Extreme heat can be particularly dangerous for older people, putting them at increased risk for heat stroke and death. But could it also affect how their DNA functions, and accelerate the aging process itself?
A new study, published Wednesday in the journal Science Advances, suggests it could. The analysis of over 3,600 older adults in the United States found that those living in neighborhoods prone to extreme heat — classified as 90 degrees or above — showed more accelerated aging at a molecular level compared with those in areas less prone to extreme heat.
The findings suggest that heat waves and rising temperatures from climate change could be chemically modifying people’s DNA and speeding up their biological aging. The study authors estimated that a person living in an area that reached 90 degrees or above for 140 days or more in a year could age up to 14 months faster than someone in an area with fewer than 10 extreme heat days a year.
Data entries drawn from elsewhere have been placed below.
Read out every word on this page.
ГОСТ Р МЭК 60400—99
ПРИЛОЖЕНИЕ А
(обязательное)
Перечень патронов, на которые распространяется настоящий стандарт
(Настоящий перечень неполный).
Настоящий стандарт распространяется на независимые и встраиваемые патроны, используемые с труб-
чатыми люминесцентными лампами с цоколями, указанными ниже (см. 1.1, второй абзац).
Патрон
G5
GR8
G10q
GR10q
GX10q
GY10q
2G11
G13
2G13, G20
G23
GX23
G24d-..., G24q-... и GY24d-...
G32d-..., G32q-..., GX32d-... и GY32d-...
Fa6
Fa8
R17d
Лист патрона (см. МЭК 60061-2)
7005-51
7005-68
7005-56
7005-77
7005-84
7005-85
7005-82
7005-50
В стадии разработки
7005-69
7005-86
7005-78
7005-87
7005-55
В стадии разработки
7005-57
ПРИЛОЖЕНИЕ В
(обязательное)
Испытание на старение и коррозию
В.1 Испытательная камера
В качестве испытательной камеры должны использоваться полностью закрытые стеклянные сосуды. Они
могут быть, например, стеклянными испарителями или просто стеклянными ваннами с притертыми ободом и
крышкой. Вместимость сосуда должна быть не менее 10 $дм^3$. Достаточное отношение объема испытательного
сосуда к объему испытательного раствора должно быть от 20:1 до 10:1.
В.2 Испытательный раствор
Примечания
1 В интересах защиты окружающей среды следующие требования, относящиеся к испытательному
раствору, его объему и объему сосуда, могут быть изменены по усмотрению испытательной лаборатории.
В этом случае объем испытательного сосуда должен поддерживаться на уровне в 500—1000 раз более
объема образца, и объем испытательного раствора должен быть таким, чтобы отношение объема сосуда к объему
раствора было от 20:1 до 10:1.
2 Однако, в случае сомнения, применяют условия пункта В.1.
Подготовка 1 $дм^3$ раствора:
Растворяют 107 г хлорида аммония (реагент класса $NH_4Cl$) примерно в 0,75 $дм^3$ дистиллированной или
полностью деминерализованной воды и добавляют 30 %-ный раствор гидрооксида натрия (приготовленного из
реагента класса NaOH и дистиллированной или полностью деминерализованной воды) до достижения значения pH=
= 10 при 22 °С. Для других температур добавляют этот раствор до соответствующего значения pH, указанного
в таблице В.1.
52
To conduct the study, the researchers analyzed three biomarker aging estimates, known as epigenetic clocks, which were derived from blood samples of people age 56 and older as part of a separate national population study. They then looked at these age estimates alongside six years of daily climate data, comparing them across geographies.
Epigenetic clocks measure biological changes that could predict the future risk of disease or death associated with older age. They estimate “how well the body is functioning at the molecular and the cellular level,” said Eun Young Choi, a postdoctoral associate at the U.S.C. Leonard Davis School of Gerontology and a co-author on the paper. While DNA is fixed at birth, external factors like stress or pollution can trigger molecular changes that turn genes on and off and affect how they operate. “DNA is like a blueprint,” Dr. Choi said, but these epigenetic changes are like the “switchboard that controls which part of the blueprint gets activated.”
This is the first population-level analysis to establish a connection between heat exposure and epigenetic aging in humans, building on separate research finding similar changes in fish, mice and guinea pigs.
“It’s important, suggestive work” that could offer a biological explanation for geographic health trends, said Nancy Krieger, a professor of social epidemiology at Harvard T.H. Chan School of Public Health who was not involved in the study.
Many of the places in the U.S. that the study found to have the most extremely hot days “are also some of the states that have the worst health profiles,” she said.
But, Dr. Krieger added, heat likely isn’t the only factor. And the authors emphasized there’s not enough data to definitively conclude that heat exposure caused the acceleration in aging — only that the two appear linked. In addition, the data they analyzed didn’t contain details about individuals’ lifestyles, such as whether they had access to air conditioning or spent the majority of time indoors.
There’s also some debate among scientists about whether epigenetic clocks are the best measure for aging, said Rachel Morello-Frosch, an environmental health scientist at the University of California, Berkeley. How to best measure biomarkers, and how to use them to predict future health, is an “evolving space in the scientific field,” she said.
Epigenetic changes aren’t necessarily bad, either, and the study doesn’t clarify whether they could reflect positive adaptations to heat instead of negative ones, said Greg Wellenius, an environmental epidemiologist at Boston University School of Public Health. People in hotter areas may have acclimatized to the heat, potentially by spending more time indoors, he said. But just “indicating that there is a quantifiable change at the cellular level” is a step toward understanding heat’s effect on the body, he said.
Experts say there are still many questions left to answer: How might things like air conditioning affect epigenetic aging? Can short visits to hotter areas cause you to age faster? Can moving away from hotter areas reverse it?
Because the analysis was based on a single blood sample from each subject, “we don’t really have that kind of longitudinal data” yet, said Jennifer Ailshire, a professor of gerontology and sociology at the U.S.C. Leonard Davis School of Gerontology and the other author of the study.
This study may open the door to future research into how interventions, like air conditioning or more shade, could stave off the adverse effects of aging, said Mariana Arcaya, a professor of urban planning and public health at the Massachusetts Institute of Technology.
“Right now, the literature is very focused on, ‘Can you survive in extreme heat without medical intervention?’” she said. This study, in contrast, suggests that even if people aren’t at immediate risk of health crises or death because of the heat, “there may still be an effect.”